The classes were actually fun (not a joke!). I took the modules Anthropology of Food and Korean (both Humanities courses). Anthropology of Food taught me a lot about Korean food and its history; the current popular food companies in Korea, where the food in Korea comes from, how impossible meat is made and so on. Half of our classmates were actually KAIST students and we had class discussions several lessons a week, making the lessons really engaging. They told me how living in Korea is really like compared to what foreigners think it is like, for example the strong focus on manners. There were two assignments a week of manageable short answer questions, and the exams were writing 700-word long answers to two questions over two hours.

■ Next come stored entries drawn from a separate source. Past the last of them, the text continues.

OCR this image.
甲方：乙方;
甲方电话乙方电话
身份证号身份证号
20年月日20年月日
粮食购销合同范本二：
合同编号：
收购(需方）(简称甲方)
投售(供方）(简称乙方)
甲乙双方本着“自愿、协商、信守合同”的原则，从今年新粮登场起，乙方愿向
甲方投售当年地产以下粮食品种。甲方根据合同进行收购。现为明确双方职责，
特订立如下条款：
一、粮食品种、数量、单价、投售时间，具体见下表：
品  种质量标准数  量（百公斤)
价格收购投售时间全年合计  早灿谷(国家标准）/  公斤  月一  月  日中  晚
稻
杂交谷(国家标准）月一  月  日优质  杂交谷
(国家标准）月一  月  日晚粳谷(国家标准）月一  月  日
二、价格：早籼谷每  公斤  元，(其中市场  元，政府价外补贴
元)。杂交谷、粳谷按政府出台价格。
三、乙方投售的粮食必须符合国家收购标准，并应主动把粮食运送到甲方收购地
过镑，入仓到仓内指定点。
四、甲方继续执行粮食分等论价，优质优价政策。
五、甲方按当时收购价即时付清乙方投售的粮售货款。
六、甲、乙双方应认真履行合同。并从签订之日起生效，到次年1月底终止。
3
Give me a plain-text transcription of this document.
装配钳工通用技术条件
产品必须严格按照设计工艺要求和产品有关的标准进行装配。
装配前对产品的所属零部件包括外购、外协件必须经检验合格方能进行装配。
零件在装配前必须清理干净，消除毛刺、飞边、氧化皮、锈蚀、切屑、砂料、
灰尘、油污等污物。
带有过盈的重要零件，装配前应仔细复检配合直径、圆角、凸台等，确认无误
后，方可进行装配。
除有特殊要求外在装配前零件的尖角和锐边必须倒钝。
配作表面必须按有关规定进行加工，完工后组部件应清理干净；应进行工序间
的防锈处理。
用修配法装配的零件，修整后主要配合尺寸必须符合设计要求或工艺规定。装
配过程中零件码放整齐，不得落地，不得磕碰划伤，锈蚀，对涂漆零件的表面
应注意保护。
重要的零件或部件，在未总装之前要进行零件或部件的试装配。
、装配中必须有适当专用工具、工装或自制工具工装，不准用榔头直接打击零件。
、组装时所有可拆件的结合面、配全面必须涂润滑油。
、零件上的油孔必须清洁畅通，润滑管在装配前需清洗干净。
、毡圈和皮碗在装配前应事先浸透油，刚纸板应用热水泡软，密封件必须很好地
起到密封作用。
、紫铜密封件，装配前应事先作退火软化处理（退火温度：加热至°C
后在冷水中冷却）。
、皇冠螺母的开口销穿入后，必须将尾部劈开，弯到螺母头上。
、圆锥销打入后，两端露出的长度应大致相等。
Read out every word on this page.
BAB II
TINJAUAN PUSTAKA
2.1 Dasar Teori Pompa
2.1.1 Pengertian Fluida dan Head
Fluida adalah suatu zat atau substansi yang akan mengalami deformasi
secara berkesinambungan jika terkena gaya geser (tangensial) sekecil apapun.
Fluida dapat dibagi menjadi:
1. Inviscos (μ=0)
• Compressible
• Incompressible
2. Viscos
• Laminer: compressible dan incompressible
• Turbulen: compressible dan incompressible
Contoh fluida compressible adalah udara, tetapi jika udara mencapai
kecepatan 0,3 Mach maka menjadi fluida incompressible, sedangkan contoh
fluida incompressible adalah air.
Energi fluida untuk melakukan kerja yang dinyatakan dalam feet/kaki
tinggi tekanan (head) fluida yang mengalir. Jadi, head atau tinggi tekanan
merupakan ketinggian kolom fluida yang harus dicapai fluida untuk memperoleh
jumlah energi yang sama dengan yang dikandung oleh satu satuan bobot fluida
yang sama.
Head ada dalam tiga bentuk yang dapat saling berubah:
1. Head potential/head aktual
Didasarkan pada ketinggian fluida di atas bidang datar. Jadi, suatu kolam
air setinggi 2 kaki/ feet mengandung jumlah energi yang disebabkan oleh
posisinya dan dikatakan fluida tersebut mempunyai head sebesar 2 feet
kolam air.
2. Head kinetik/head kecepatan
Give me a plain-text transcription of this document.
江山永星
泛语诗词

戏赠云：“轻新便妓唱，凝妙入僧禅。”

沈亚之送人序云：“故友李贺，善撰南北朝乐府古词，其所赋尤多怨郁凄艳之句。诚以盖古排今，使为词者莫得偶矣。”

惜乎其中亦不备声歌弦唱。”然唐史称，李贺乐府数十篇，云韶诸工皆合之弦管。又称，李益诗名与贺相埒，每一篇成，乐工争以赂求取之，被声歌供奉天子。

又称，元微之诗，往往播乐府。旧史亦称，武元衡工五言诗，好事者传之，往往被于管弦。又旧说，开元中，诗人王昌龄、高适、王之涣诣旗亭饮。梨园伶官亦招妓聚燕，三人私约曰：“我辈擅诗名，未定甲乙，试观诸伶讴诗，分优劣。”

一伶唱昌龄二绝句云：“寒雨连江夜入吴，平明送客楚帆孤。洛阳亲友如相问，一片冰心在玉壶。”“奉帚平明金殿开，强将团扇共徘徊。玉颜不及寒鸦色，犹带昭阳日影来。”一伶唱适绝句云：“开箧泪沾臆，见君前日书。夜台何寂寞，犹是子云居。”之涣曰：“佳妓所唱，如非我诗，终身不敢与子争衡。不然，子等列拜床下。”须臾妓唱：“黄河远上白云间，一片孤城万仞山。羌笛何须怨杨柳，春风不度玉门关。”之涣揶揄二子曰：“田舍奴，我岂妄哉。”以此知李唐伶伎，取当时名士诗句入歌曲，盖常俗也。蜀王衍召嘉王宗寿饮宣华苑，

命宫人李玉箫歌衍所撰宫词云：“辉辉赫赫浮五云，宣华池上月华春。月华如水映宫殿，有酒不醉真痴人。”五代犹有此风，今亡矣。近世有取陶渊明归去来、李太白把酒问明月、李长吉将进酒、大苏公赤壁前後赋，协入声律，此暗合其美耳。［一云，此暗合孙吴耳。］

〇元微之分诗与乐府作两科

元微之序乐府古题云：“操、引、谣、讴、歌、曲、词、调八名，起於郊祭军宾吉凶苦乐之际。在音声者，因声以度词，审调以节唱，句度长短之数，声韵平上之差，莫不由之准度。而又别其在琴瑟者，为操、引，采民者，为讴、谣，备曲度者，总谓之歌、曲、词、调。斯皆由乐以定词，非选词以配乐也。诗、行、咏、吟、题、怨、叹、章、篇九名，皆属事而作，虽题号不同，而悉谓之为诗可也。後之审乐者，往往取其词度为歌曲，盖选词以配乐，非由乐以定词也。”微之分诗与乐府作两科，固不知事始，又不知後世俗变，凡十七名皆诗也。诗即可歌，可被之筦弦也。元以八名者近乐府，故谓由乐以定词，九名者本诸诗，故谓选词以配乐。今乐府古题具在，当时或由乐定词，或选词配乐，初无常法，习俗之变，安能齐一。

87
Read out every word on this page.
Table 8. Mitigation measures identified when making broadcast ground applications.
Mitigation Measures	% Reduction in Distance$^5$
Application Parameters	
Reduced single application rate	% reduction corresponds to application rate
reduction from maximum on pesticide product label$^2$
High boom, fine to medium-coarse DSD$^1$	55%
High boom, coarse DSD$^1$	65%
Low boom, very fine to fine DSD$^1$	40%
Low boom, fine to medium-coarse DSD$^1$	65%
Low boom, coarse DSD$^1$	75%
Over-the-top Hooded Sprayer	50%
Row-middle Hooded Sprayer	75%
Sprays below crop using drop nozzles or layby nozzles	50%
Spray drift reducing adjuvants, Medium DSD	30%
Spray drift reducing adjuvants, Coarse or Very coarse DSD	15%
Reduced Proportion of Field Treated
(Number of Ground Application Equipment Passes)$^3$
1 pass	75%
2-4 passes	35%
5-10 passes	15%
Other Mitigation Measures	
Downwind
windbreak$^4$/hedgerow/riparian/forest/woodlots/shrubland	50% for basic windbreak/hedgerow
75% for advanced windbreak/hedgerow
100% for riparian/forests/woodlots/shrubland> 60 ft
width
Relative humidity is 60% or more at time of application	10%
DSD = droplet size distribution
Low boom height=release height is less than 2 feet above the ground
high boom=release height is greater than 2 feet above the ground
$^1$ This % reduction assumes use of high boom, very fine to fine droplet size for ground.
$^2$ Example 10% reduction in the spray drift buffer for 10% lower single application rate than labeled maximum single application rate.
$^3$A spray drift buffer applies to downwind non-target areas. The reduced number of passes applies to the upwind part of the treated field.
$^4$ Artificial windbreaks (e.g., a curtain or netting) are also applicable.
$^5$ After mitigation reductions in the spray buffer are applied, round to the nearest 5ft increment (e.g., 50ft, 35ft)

Basic Korean would be a very intense learning curve for those who have never learnt Korean before. For those who have learnt Korean before, you would still be able to learn new things even if you are of a higher TOPIK (Test of Proficiency in Korean) level (Zhe Hui). By the first week, all of the students were taught how to read Korean, and the following weeks were about basic sentence structure and grammar, then being able to introduce ourselves in Korean, conversations about school and daily life. We were given oral exams and our final project was to make a short video in Korean about absolutely anything, which I found really the highlight of the course. It was fun and helped me practice my speaking! I think this wide breadth of humanities courses would benefit SUTD’s curriculum because the diverse knowledge helps us as engineering school students make more informed decisions, and it made my learning a lot more enjoyable. I think the workload is quite manageable for a summer programme.